Un amigo me dijo que siempre estoy pensando en el final de las cosas: cuando desaparezca mi perra, cuando desaparezca yo, cuando muera Woody Allen…y ahora gracias a él también pensaré- en la noches de invierno- en el meteorito que chocará contra la tierra dentro de unos 50.000 años.

Cuando ayer me decía esto, rápidamente vino a mi cabeza Miguel Ángel y todo el arte del Renacimiento. Es decir, todo aquello que yo he estudiado y he elegido como parte de mi vida. Me producía escalofríos imaginarme el Laoconte en mil pedazos flotando en el espacio. Ni rastro de hombres, ni de sus obras. Realmente terrorifíco.

Antes de dormirme, encontré consuelo momentáneo en un pensamiento que tengo desde hace algún tiempo, nos hacemos antiguos, lo que nos interesa a nosotros no interesará a nuestros descendientes. Si cuando eramos adolescentes nos introducía en la música los grupos de los 60/70 como los Doors, la Veltve Underground, Jimmy Hendrix, dentro de 10 años será Nirvana, Pearl Jam, y los Pixies. Dejamos de interesarnos por aquello que está demasiado lejos de nostros.

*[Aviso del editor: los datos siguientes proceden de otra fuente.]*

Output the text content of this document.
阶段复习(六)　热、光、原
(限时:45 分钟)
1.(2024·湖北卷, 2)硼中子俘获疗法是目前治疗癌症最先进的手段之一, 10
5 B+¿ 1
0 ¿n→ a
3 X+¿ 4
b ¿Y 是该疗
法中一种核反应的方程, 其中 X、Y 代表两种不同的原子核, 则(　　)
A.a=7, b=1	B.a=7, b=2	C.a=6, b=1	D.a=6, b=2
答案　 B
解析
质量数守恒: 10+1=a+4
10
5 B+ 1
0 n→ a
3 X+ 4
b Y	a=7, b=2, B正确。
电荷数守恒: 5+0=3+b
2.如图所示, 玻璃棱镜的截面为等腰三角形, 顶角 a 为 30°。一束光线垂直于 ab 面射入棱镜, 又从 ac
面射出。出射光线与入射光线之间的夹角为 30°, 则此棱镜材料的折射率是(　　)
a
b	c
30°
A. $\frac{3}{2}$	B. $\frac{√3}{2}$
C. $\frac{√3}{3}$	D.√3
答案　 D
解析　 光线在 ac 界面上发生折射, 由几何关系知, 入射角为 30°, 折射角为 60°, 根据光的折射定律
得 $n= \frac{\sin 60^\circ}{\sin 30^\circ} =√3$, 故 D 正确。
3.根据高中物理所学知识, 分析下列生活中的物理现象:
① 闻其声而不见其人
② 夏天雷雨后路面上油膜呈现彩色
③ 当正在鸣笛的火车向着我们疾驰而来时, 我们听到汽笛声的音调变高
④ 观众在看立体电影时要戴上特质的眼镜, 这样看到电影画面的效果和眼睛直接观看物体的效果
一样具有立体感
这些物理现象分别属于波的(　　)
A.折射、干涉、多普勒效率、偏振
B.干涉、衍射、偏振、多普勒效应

Algo parecido me pasa a mi con el arte prehistórico; no dejo de mirarlo con cierto pavor, huellas de lo que fuimos pero que nada tiene que ver conmigo.

Antes de cerrar los ojos pensé nuevamente en Miguel Ángel, pero también en Dalí, Picasso, en Warhol -bueno en este último no, porque no tenía mucha fe en nosostros- Pobres la inmortalidad no les alcanzará.